We begin by talking about how a Delhi girl like her came to be interested in a project which takes her for months on end to far flung villages in the Himalayas. Ayesha tells me that she has long had an interest in rural development in India and the ways in which profitability and social responsibility may co‐exist. Her aim is to offer small farmers, who farm organically in remote, inaccessible regions, an access to the lucrative city markets, which is why one third of the Altitude Store produce comes directly from the farmers themselves. Starting primarily in Uttarakhand, The Altitude Store now sources organic products from all over India.

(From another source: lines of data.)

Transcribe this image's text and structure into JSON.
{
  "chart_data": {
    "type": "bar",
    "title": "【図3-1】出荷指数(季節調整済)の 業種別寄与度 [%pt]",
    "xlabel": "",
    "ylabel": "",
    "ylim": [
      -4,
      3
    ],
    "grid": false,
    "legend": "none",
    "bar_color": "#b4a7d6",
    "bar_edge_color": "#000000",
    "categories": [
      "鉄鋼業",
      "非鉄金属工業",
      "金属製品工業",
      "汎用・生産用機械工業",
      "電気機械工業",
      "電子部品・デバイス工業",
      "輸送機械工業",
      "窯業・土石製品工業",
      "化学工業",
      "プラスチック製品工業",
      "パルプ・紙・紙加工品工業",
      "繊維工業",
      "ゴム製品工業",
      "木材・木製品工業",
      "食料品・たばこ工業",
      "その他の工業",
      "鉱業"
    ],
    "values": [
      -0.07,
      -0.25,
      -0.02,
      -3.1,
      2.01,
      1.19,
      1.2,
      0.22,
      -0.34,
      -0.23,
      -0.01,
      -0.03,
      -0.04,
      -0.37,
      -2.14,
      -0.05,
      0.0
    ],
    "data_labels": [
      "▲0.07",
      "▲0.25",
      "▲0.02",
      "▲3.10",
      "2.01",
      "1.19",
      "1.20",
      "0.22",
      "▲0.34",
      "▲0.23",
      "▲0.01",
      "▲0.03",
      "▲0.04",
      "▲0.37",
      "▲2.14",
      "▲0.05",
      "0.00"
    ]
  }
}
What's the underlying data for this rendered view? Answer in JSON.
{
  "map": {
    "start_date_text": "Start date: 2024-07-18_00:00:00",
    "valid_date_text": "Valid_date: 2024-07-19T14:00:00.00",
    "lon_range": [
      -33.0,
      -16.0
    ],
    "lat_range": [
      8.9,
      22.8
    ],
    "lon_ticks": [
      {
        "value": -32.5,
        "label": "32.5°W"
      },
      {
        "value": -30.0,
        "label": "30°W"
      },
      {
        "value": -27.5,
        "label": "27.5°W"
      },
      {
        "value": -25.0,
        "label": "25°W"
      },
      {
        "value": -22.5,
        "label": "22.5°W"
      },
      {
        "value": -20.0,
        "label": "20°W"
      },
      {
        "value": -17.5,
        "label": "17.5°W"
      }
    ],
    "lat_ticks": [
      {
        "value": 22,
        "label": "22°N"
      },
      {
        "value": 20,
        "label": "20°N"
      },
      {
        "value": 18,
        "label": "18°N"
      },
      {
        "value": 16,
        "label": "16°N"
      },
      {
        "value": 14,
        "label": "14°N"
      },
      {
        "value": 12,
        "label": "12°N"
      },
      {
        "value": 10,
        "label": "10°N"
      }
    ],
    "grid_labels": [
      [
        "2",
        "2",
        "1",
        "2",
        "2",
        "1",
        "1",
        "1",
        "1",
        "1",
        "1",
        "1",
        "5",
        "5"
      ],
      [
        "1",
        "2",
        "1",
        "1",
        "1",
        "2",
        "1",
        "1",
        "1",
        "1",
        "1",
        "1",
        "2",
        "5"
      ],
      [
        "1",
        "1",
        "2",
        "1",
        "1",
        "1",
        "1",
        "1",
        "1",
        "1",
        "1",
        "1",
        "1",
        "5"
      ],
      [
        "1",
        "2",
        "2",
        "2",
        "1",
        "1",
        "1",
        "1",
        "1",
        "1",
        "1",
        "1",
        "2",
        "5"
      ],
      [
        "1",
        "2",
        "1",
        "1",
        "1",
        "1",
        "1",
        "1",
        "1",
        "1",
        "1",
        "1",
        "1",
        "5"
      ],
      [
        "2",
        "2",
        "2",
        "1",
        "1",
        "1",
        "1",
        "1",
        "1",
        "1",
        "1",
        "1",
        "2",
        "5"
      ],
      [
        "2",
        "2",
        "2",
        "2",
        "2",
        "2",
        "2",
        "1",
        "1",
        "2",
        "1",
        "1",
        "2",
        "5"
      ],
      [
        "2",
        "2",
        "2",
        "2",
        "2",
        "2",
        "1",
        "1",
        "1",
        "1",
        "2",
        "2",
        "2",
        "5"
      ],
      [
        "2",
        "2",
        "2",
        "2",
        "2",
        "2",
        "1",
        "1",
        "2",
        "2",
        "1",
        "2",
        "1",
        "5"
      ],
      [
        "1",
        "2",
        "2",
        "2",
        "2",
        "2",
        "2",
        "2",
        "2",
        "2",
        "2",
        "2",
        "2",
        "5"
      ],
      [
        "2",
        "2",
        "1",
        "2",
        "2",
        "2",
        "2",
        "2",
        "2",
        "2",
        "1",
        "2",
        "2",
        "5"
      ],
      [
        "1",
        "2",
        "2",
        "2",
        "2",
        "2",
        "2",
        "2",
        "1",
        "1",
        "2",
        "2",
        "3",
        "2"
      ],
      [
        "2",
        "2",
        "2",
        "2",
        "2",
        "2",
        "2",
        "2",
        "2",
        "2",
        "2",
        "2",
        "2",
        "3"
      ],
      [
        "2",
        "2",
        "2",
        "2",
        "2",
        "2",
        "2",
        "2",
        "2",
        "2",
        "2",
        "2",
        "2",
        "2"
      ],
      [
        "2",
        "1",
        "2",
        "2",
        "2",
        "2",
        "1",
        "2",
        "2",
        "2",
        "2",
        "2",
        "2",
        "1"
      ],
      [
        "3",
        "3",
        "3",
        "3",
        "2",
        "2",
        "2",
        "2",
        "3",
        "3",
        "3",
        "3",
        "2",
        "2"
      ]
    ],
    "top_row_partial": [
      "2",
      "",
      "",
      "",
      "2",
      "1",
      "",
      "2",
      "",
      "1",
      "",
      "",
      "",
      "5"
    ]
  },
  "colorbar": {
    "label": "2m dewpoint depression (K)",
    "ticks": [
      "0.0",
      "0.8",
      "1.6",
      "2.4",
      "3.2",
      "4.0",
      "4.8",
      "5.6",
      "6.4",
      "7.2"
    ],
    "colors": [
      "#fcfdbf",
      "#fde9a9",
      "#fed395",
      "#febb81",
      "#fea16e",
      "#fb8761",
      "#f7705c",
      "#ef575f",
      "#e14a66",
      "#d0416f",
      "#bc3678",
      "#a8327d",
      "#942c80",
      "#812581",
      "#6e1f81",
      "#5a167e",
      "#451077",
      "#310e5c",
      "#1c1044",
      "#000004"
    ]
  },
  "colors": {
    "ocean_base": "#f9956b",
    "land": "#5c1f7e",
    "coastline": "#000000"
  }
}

India is poised for growth, Ayesha tells me. What we do now will determine whether or not this is an environmentally sustainable growth and a socially just development in which money also trickles back to the farmers.
“What’s not to like anyway?” asks Ayesha. “I spend three months in some village in the hills making apple juice in the orchards and winter in the farms of Rajasthan.” The image is irresistible and sitting in dusty Delhi on the eve of the hottest April in 20 years, I am charmed.
Having bought organic products for many years from other outlets, I am used to the dusty and khadi‐encrusted style of organic shops and was therefore shocked the first time I ordered from Ayesha’s online store, which opened in 2009. The product list is extensive, the site wonderfully clutter free and simple. The follow-up and delivery is impeccable and resolutely "un‐Indian" in its timeliness.
The online site has proved so popular that a small retail shop has now opened in Shankti Niketan Market. Ayesha has also started other initiatives such as an occasional organic farmers market, an organic vegetable basket delivery system and a creamery which uses organic milk to make a variety of cheeses. Products available online and at the shop include a range of exotic products such as rocket, zucchini, asparagus, ginger candy, brown rice, mozzarella and cracked pepper cheese, to name but a very few out of the 300 products. And for those who don’t know their rocket from a satellite, there is also an endless variety of wheat, rise, pulses, sugar, soaps, oils.
After a final promise to make me her New York inspired brie and asparagus omelette, all made with The Altitude Store's ingredients, Ayesha leaves. A business‐woman with a conscience, an eco‐friendly venture which sparkles with efficiency and organic products which are delicious as well as wholesome, my house is suddenly fizzing with possibilities and I walk into the kitchen, ready to cook up a storm.